MPs urge Chancellor to increase education funding and make it fairer
More than 80 cross-party MPs have written to Chancellor Philip Hammond urging him to increase school and special needs funding before permanent damage is done to the education of children across England.
MPs Gary Streeter (Cons), Laura Smith (Lab) and Layla Moran (Lib Dem), who are all vice chairs of the f40 education fair funding campaign group, have been joined by a host of fellow Members of Parliament in asking the Chancellor to invest more cash into education and to make the National Funding Formula fairer.
In a letter to Mr Hammond, the MPs – many of whom represent the lowest-funded local education authorities – said the f40 campaign group sought fairness and equal opportunities in education for children, regardless of where they lived.
At present, some schools receive as much as £3,000 less per child a year than other schools – which would amount to almost £1m a year less for a school with 330 students – leaving them struggling to meet the curriculum and provide the teaching support required.

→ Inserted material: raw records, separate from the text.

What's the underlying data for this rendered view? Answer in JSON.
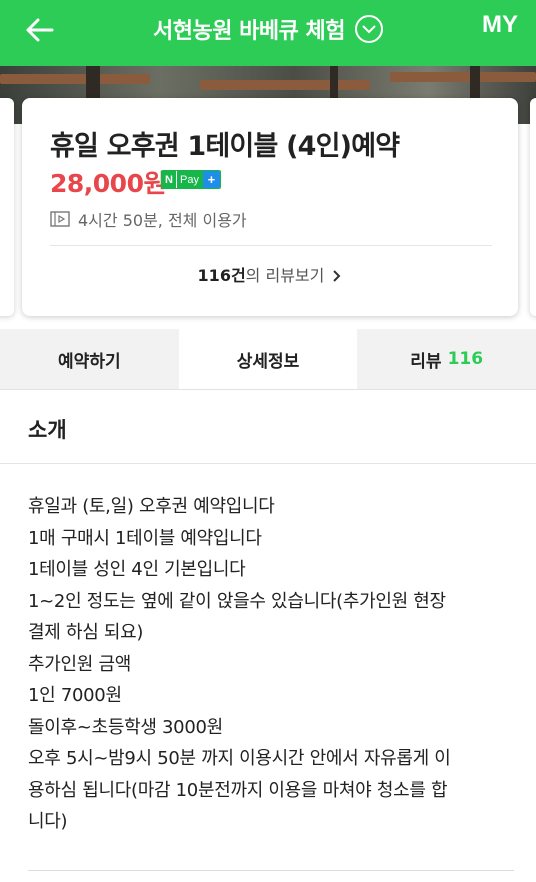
{
  "header": {
    "title": "서현농원 바베큐 체험",
    "my_label": "MY",
    "background": "#2ccc57",
    "back_icon": "arrow-left-icon",
    "dropdown_icon": "chevron-down-circle-icon"
  },
  "product": {
    "title": "휴일 오후권 1테이블 (4인)예약",
    "price": "28,000원",
    "price_color": "#e8464b",
    "npay": {
      "n": "N",
      "pay": "Pay",
      "plus": "+"
    },
    "duration": "4시간 50분, 전체 이용가",
    "duration_icon": "play-square-icon",
    "review_count": "116건",
    "review_suffix": "의 리뷰보기",
    "review_arrow": "›"
  },
  "tabs": [
    {
      "label": "예약하기"
    },
    {
      "label": "상세정보"
    },
    {
      "label": "리뷰",
      "count": "116"
    }
  ],
  "section": {
    "title": "소개",
    "lines": [
      "휴일과 (토,일) 오후권 예약입니다",
      "1매 구매시 1테이블 예약입니다",
      "1테이블 성인 4인 기본입니다",
      "1~2인 정도는 옆에 같이 앉을수 있습니다(추가인원 현장",
      "결제 하심 되요)",
      "추가인원 금액",
      "1인 7000원",
      "돌이후~초등학생 3000원",
      "오후 5시~밤9시 50분 까지 이용시간 안에서 자유롭게 이",
      "용하심 됩니다(마감 10분전까지 이용을 마쳐야 청소를 합",
      "니다)"
    ]
  }
}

Some schools are even closing on Friday afternoons, to give teachers the preparation and planning time required, because they cannot afford to pay for an additional teacher to cover those sessions.
The MPs have urged the Chancellor to consider in this year’s Comprehensive Spending Review:
- Removing historic inequalities and funding protections in the system
- Significantly increasing funding for all schools
- Raising basic entitlement to ensure costs of running a school are met
- Injecting at least £1.4bn immediately in High Needs
The letter states: “The f40 group continues to have fundamental concerns about the new formula. We believe the Government has replaced one unfair system with another, as some of the historic unfairness has been locked into the new formula.
“We are concerned that the formula does not give enough basic entitlement to schools and allows too much for add-ons, enabling big differences in funding to occur between different local authorities and schools.”
They also said they had grave concerns about a lack of funding in schools and the growing crisis in the High Needs sector, with many schools and local authorities reporting huge deficits in funding for children with special educational needs.
Mr Streeter said: “Schools are being asked to take on more and more work that traditionally was undertaken elsewhere, such as youth work, parental support and mental health.
“Schools need to be suitably funded and trained for this work. In real terms, funding has not kept pace with costs and demands and, as a result, schools are finding it extremely difficult to meet basic expectations.”
Headteachers back f40 campaign
Headteachers have also spoken out and urged the Government to make the National Funding Formula fairer, and to increase the per pupil allocation.
Martin Casserley, Headteacher of Black Firs Primary School in Cheshire, said increases to third party payments, such as national insurance and teacher pay rises above the expected 1%, had caused the school’s salary bill to rise by £45,000 last year.
“It’s not going to be long before a school goes bankrupt,” he said.
“The National Funding Formula was supposed to be equitable, but it will never be equitable. Children need extra funding for deprivation, I get that, but what has deprivation got to do with special needs? If I have a child with Down Syndrome, whether that child is here in Cheshire, Nottinghamshire, London or Cornwall, the needs of that child are the same.”